In your example, you can plot the number of customers in Q1
vs. time and it should look like the following:

2 + ++
  
1 + ++ ++
  
0 ++++++++> time
0 1 2 3 4 5 6 7
If simulation ends at time 8, then the average number of
customers at Q1 is the area under the above curve divided by
the total time which is 9/8=1.125.
You can do the same plot with S1 (and S2).

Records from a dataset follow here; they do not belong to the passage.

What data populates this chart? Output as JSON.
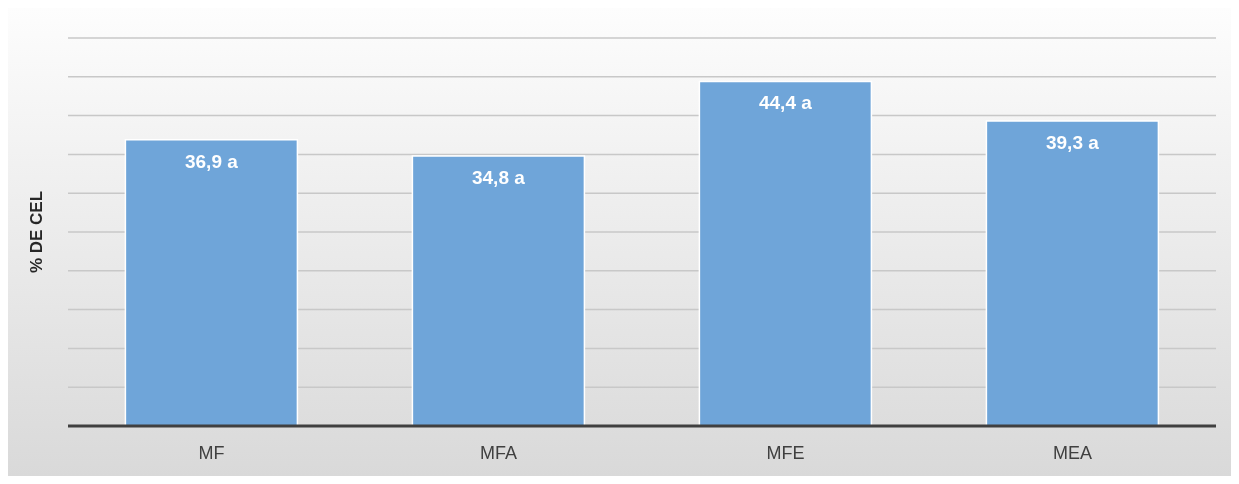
{
  "chart_data": {
    "type": "bar",
    "ylabel": "% DE CEL",
    "categories": [
      "MF",
      "MFA",
      "MFE",
      "MEA"
    ],
    "values": [
      36.9,
      34.8,
      44.4,
      39.3
    ],
    "value_labels": [
      "36,9 a",
      "34,8 a",
      "44,4 a",
      "39,3 a"
    ],
    "color": "#6fa5d9",
    "ylim": [
      0,
      50
    ],
    "yticks": [
      {
        "value": 0,
        "label": null
      },
      {
        "value": 5,
        "label": null
      },
      {
        "value": 10,
        "label": null
      },
      {
        "value": 15,
        "label": null
      },
      {
        "value": 20,
        "label": null
      },
      {
        "value": 25,
        "label": null
      },
      {
        "value": 30,
        "label": null
      },
      {
        "value": 35,
        "label": null
      },
      {
        "value": 40,
        "label": null
      },
      {
        "value": 45,
        "label": null
      },
      {
        "value": 50,
        "label": null
      }
    ],
    "grid": "y",
    "tick_labels": "x"
  }
}
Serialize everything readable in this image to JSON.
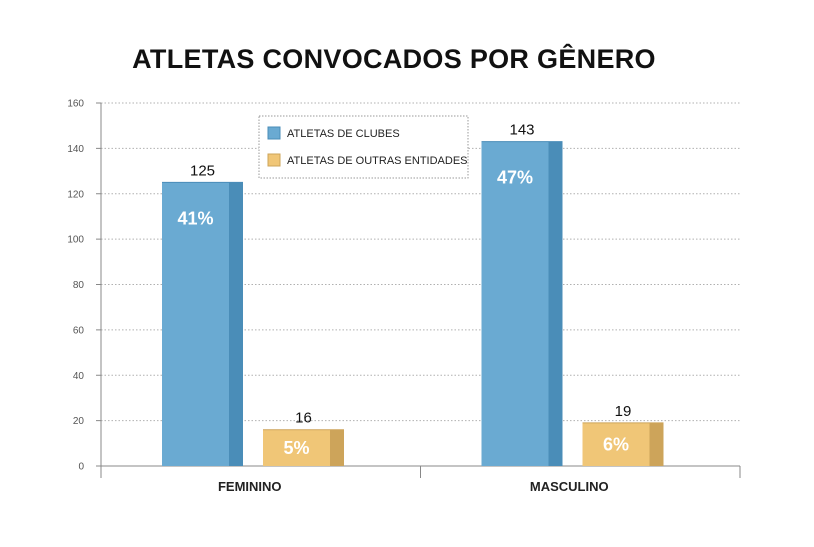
{
  "chart_data": {
    "type": "bar",
    "title": "ATLETAS CONVOCADOS POR GÊNERO",
    "xlabel": "",
    "ylabel": "",
    "categories": [
      "FEMININO",
      "MASCULINO"
    ],
    "ylim": [
      0,
      160
    ],
    "yticks": [
      0,
      20,
      40,
      60,
      80,
      100,
      120,
      140,
      160
    ],
    "grid": true,
    "legend_position": "top-center",
    "series": [
      {
        "name": "ATLETAS DE CLUBES",
        "values": [
          125,
          143
        ],
        "value_labels": [
          "125",
          "143"
        ],
        "percent_labels": [
          "41%",
          "47%"
        ],
        "color": "#6aaad2",
        "side_color": "#4a8db8"
      },
      {
        "name": "ATLETAS DE OUTRAS ENTIDADES",
        "values": [
          16,
          19
        ],
        "value_labels": [
          "16",
          "19"
        ],
        "percent_labels": [
          "5%",
          "6%"
        ],
        "color": "#f0c677",
        "side_color": "#cda45a"
      }
    ]
  }
}
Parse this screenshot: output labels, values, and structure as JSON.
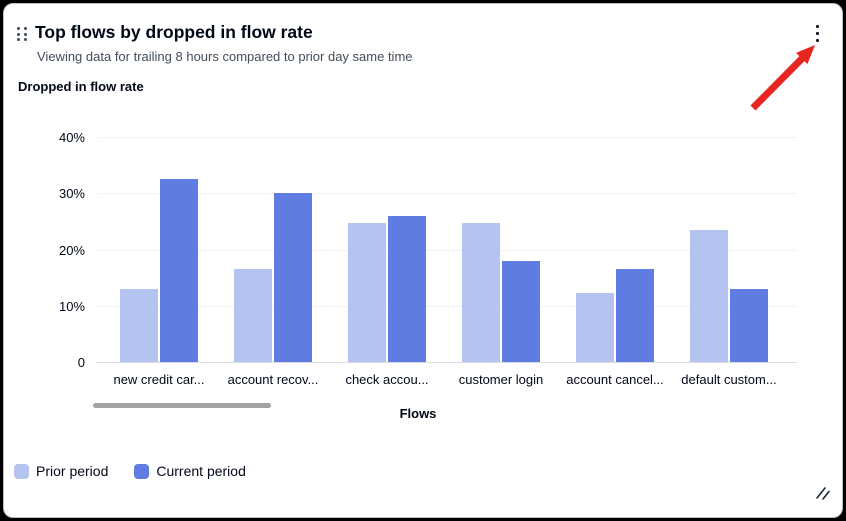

The only
difference is that the number of customers at S1 only
goes between 0 and 1.

Bill Cheng // bill.cheng@usc.edu
 Original Message 
From: william@bourbon.usc.edu
Date: Friday, September 8, 2006 2:53 pm
Subject: Re: CS551: statistics calculation
To: cs551@merlot.usc.edu
> Someone wrote:
>
> > Since the poisson distribution only corresponds to only inter
> arrival > times and service times, I'm not sure how to calculate
> the following
> > statistics:
> > Let me know if the following assumptions are correct. And how to
> > calculate 3 & 4.
> > 1. customer drop probability = (number of
> > customers dropped / total number of customers) ?
>
> This is correct.
>
> > 2. average number of customers in Q1 = (number of
> > customers/size of Q1) ?
>
> This is not correct. If 50% of the time Q1 is empty,
> 30% of the time Q1 has 1 customer, and 20% of the time
> Q1 has 2 customers, then the average number of customers
> in Q1 is:
>
> 0.5 * 0 + 0.3 * 1 + 0.2 * 2 = 0.7
>
> > 3. average number of customers at S1 =
> > 4. average number of customers at S2 =
>
> If 60% of the time S1 is empty and 40% of the time
> S1 has 1 customer, then the average number of customers
> at S1 is:
>
> 0.6 * 0 + 0.4 * 1 = 0.4
>
> This is the same as saying the probability that S1
> is busy or the utilization of S1.
> 
> Bill Cheng // bill.cheng@usc.edu
>
>